The distinction between “much” and “many” also depends on whether a noun is a count or noncount noun. Much is used for noncount nouns while many is used for count nouns. Putting the 2 rules together, you use “much” and “less” for noncount nouns and “many” and “fewer” for count nouns:
“Eating too many sugary snacks is unhealthy. You should try to eat fewer sugary snacks.”
“Eating too much sugar is unhealthy . You should try to eat less sugar”.
“There are too many distractions in the office. Fewer distractions would help me work better.”
“There is too much talking in the office. Less talking would help me work better.”

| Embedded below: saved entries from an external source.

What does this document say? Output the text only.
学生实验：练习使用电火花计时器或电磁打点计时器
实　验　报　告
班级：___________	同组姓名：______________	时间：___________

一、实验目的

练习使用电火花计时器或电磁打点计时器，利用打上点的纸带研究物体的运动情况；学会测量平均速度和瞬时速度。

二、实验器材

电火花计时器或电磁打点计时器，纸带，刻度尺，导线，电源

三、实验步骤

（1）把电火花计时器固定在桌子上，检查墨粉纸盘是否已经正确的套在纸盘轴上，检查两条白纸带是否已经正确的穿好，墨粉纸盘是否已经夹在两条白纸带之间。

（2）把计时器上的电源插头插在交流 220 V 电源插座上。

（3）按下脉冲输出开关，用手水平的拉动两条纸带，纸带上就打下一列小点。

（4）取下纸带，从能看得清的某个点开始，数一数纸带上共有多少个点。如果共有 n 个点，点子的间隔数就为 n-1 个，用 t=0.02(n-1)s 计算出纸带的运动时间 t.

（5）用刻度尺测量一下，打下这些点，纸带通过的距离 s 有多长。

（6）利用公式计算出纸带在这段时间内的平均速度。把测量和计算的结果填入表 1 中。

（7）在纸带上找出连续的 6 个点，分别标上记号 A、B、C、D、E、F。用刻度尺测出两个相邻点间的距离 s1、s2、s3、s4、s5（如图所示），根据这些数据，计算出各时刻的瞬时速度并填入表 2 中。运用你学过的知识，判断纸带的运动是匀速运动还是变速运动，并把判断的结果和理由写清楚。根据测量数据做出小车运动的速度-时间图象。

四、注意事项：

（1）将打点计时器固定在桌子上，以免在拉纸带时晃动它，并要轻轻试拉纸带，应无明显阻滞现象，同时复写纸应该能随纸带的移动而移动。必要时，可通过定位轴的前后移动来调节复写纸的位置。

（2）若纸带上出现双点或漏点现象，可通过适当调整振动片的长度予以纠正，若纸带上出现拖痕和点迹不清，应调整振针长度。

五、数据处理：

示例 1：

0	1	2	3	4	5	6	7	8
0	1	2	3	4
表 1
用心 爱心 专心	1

The exceptions to less/fewer rule are time, money, and distance. You would say that something costs “less than $100”, not “fewer than $100”, even though dollars can technically be counted. This is because you are referring to the cost as a whole amount. Similarly, you should also say “I’ve lived here for less than six months” or “There’s a supermarket less than 2 blocks away”.
By the way, that sign for the supermarket express lane that reads “10 items or less” is technically incorrect and should read “10 items or fewer” since you can count the individual items. Every so often, a grammarian will point this out but so far it’s been a losing battle.
Hopefully these tips will help you make fewer mistakes with English grammar!
I actually didn’t know this one! I’d heard it mentioned before but I didn’t understand; I thought the person was trying to tell me that it was NEVER correct to say “less.” Not so!
Interestingly, I’ve never had a problem with much/many.